SEASHORE IDEA WASHES OUT The largely undeveloped Gaviota Coast, stretching 76 miles north from Santa Barbara, is chock-full of rare plants and animals, as well as some of Californias most important Native American archaeological sites. On that, both activists and the National Park Service can agree. But in April, the federal agency issued a report concluding that Gaviota was not national-seashore material, because of strong opposition from local landowners and "commitments of the U.S. President [and] Secretary of the Interior . . . to address other national financial priorities." Public comments on this draft feasibility study will be accepted through July 18. Visit www.nps.gov/pwro/gaviota for details. (See "The Sierra Club Bulletin,"May/June 2002.)
DOLPHINS CATCH A BREAK In April, a U.S. district court temporarily blocked the Bush administrations effort to loosen labeling standards for "dolphin-safe" tuna. According to the judge, commerce secretary Don Evans acted "contrary to the best available scientific evidence" and was likely influenced by international trade considerations instead. The ruling, which assures consumers that tuna with the ecofriendly label was caught by methods that did not endanger dolphins, will stand until a suit filed by environmental groups goes to trial. (See "Lay of the Land,"May/June.)

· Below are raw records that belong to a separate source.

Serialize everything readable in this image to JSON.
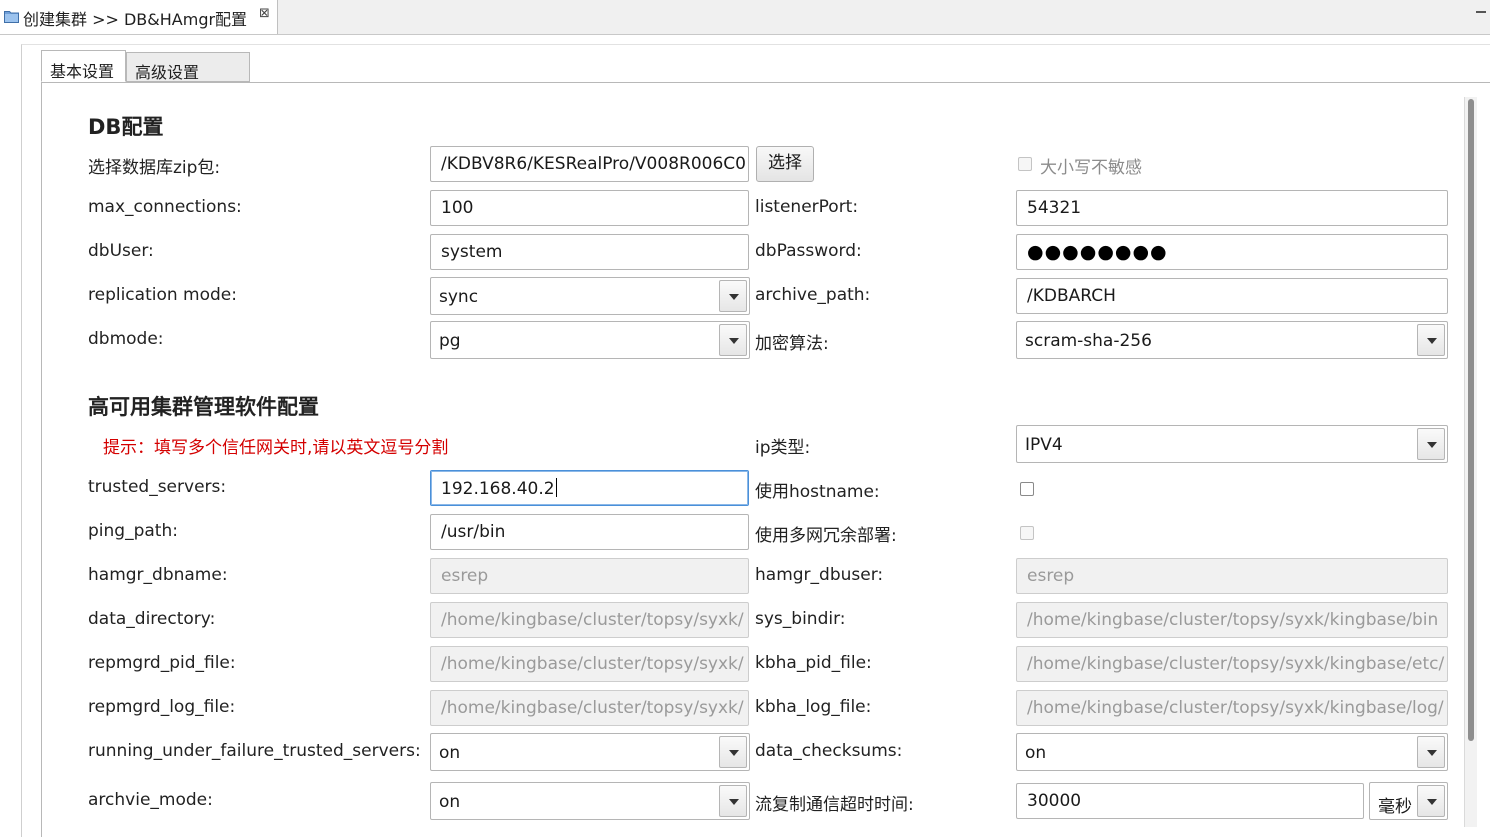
{
  "editor_tab": {
    "title": "创建集群 >> DB&HAmgr配置",
    "close": "⊠"
  },
  "tabs": {
    "basic": "基本设置",
    "advanced": "高级设置"
  },
  "db_section": {
    "title": "DB配置",
    "zip_label": "选择数据库zip包:",
    "zip_value": "/KDBV8R6/KESRealPro/V008R006C0",
    "choose_button": "选择",
    "case_insensitive_label": "大小写不敏感",
    "max_connections_label": "max_connections:",
    "max_connections_value": "100",
    "listener_port_label": "listenerPort:",
    "listener_port_value": "54321",
    "db_user_label": "dbUser:",
    "db_user_value": "system",
    "db_password_label": "dbPassword:",
    "db_password_value": "●●●●●●●●",
    "replication_mode_label": "replication mode:",
    "replication_mode_value": "sync",
    "archive_path_label": "archive_path:",
    "archive_path_value": "/KDBARCH",
    "dbmode_label": "dbmode:",
    "dbmode_value": "pg",
    "encryption_label": "加密算法:",
    "encryption_value": "scram-sha-256"
  },
  "ha_section": {
    "title": "高可用集群管理软件配置",
    "hint": "提示：填写多个信任网关时,请以英文逗号分割",
    "ip_type_label": "ip类型:",
    "ip_type_value": "IPV4",
    "trusted_servers_label": "trusted_servers:",
    "trusted_servers_value": "192.168.40.2",
    "use_hostname_label": "使用hostname:",
    "ping_path_label": "ping_path:",
    "ping_path_value": "/usr/bin",
    "multi_net_label": "使用多网冗余部署:",
    "hamgr_dbname_label": "hamgr_dbname:",
    "hamgr_dbname_value": "esrep",
    "hamgr_dbuser_label": "hamgr_dbuser:",
    "hamgr_dbuser_value": "esrep",
    "data_directory_label": "data_directory:",
    "data_directory_value": "/home/kingbase/cluster/topsy/syxk/",
    "sys_bindir_label": "sys_bindir:",
    "sys_bindir_value": "/home/kingbase/cluster/topsy/syxk/kingbase/bin",
    "repmgrd_pid_label": "repmgrd_pid_file:",
    "repmgrd_pid_value": "/home/kingbase/cluster/topsy/syxk/",
    "kbha_pid_label": "kbha_pid_file:",
    "kbha_pid_value": "/home/kingbase/cluster/topsy/syxk/kingbase/etc/",
    "repmgrd_log_label": "repmgrd_log_file:",
    "repmgrd_log_value": "/home/kingbase/cluster/topsy/syxk/",
    "kbha_log_label": "kbha_log_file:",
    "kbha_log_value": "/home/kingbase/cluster/topsy/syxk/kingbase/log/",
    "running_under_failure_label": "running_under_failure_trusted_servers:",
    "running_under_failure_value": "on",
    "data_checksums_label": "data_checksums:",
    "data_checksums_value": "on",
    "archive_mode_label": "archvie_mode:",
    "archive_mode_value": "on",
    "stream_timeout_label": "流复制通信超时时间:",
    "stream_timeout_value": "30000",
    "stream_timeout_unit": "毫秒"
  }
}
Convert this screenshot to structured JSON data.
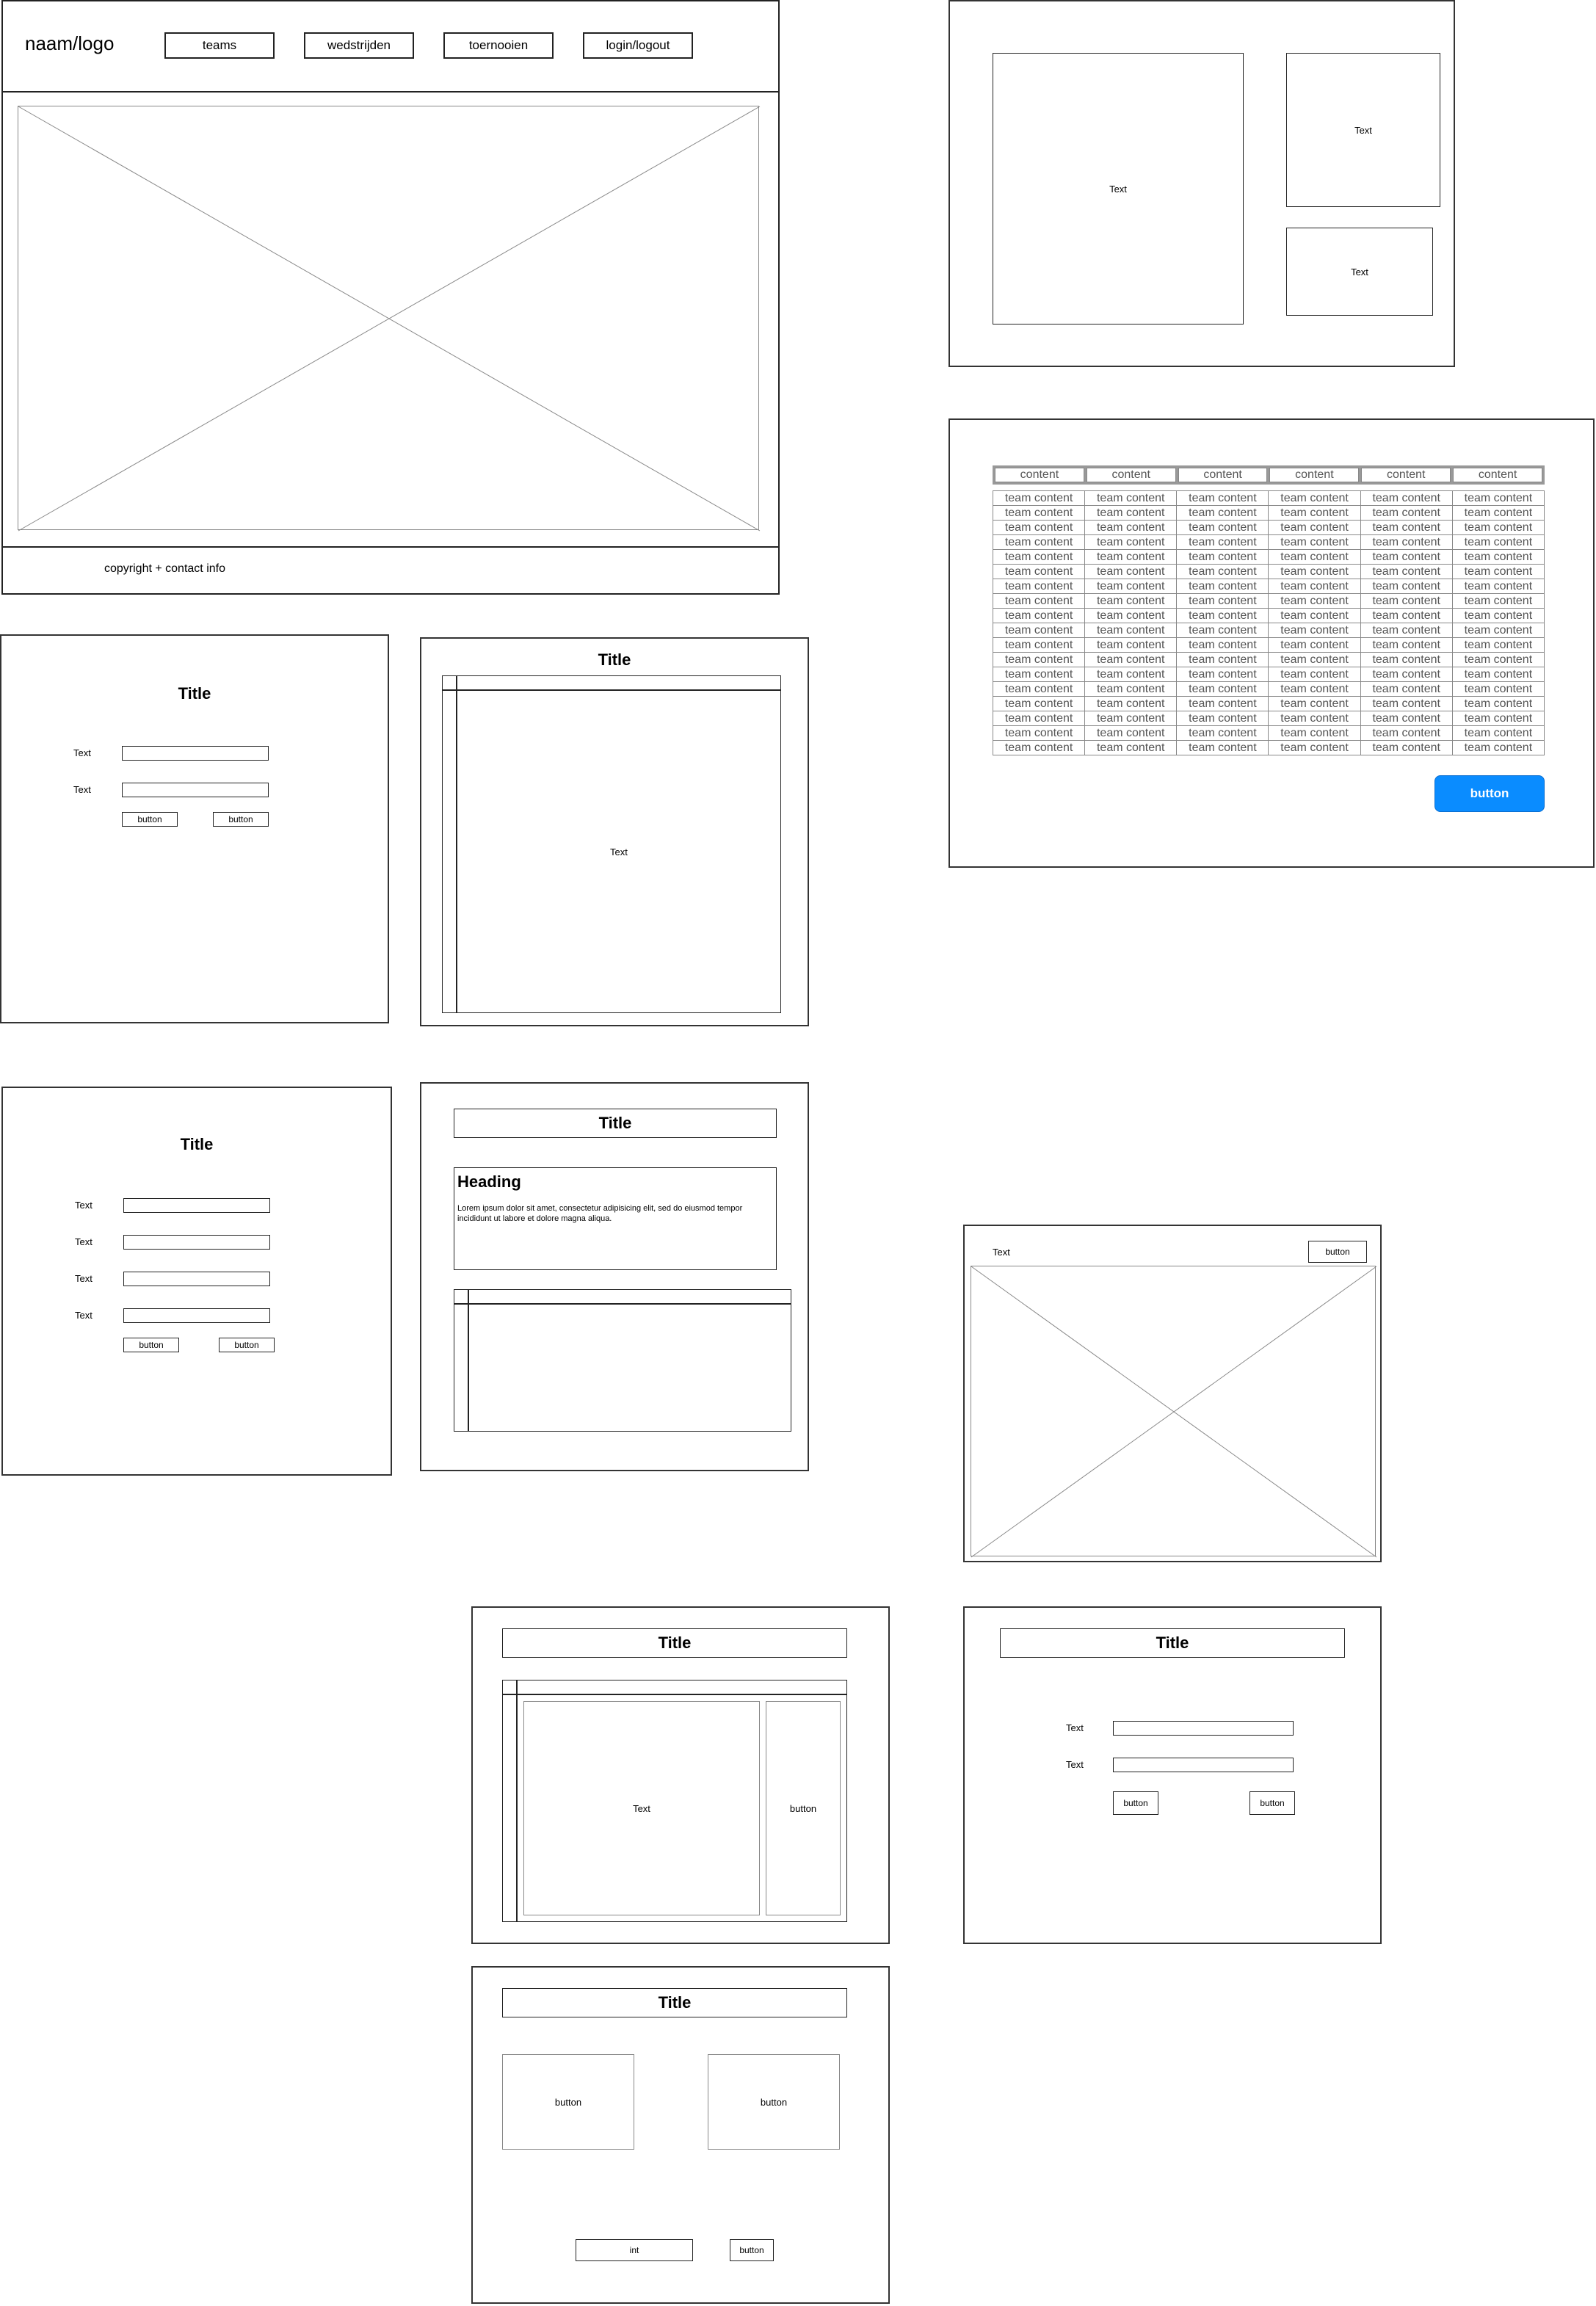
{
  "homepage": {
    "logo": "naam/logo",
    "nav": [
      "teams",
      "wedstrijden",
      "toernooien",
      "login/logout"
    ],
    "footer": "copyright + contact info"
  },
  "layout_panel": {
    "large": "Text",
    "top_right": "Text",
    "bottom_right": "Text"
  },
  "table_panel": {
    "header": [
      "content",
      "content",
      "content",
      "content",
      "content",
      "content"
    ],
    "cell": "team content",
    "row_count": 18,
    "button": "button",
    "button_color": "#0a8cff"
  },
  "login_form": {
    "title": "Title",
    "labels": [
      "Text",
      "Text"
    ],
    "buttons": [
      "button",
      "button"
    ]
  },
  "list_panel": {
    "title": "Title",
    "body": "Text"
  },
  "register_form": {
    "title": "Title",
    "labels": [
      "Text",
      "Text",
      "Text",
      "Text"
    ],
    "buttons": [
      "button",
      "button"
    ]
  },
  "detail_panel": {
    "title": "Title",
    "heading": "Heading",
    "body": "Lorem ipsum dolor sit amet, consectetur adipisicing elit, sed do eiusmod tempor incididunt ut labore et dolore magna aliqua."
  },
  "media_panel": {
    "label": "Text",
    "button": "button"
  },
  "split_panel": {
    "title": "Title",
    "main": "Text",
    "side": "button"
  },
  "small_form": {
    "title": "Title",
    "labels": [
      "Text",
      "Text"
    ],
    "buttons": [
      "button",
      "button"
    ]
  },
  "choice_panel": {
    "title": "Title",
    "option_a": "button",
    "option_b": "button",
    "input": "int",
    "submit": "button"
  }
}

CONSERVATION INSECURITY Last year, Congress passed a multibillion-dollar farm bill that was primarily a boon to corporate growers with poor environmental practices. This year, our elected representatives plundered one of the legislations few good elements: the Conservation Security Program, which would have rewarded landowners who conserve and improve plant and animal habitat, along with soil, water, and air quality.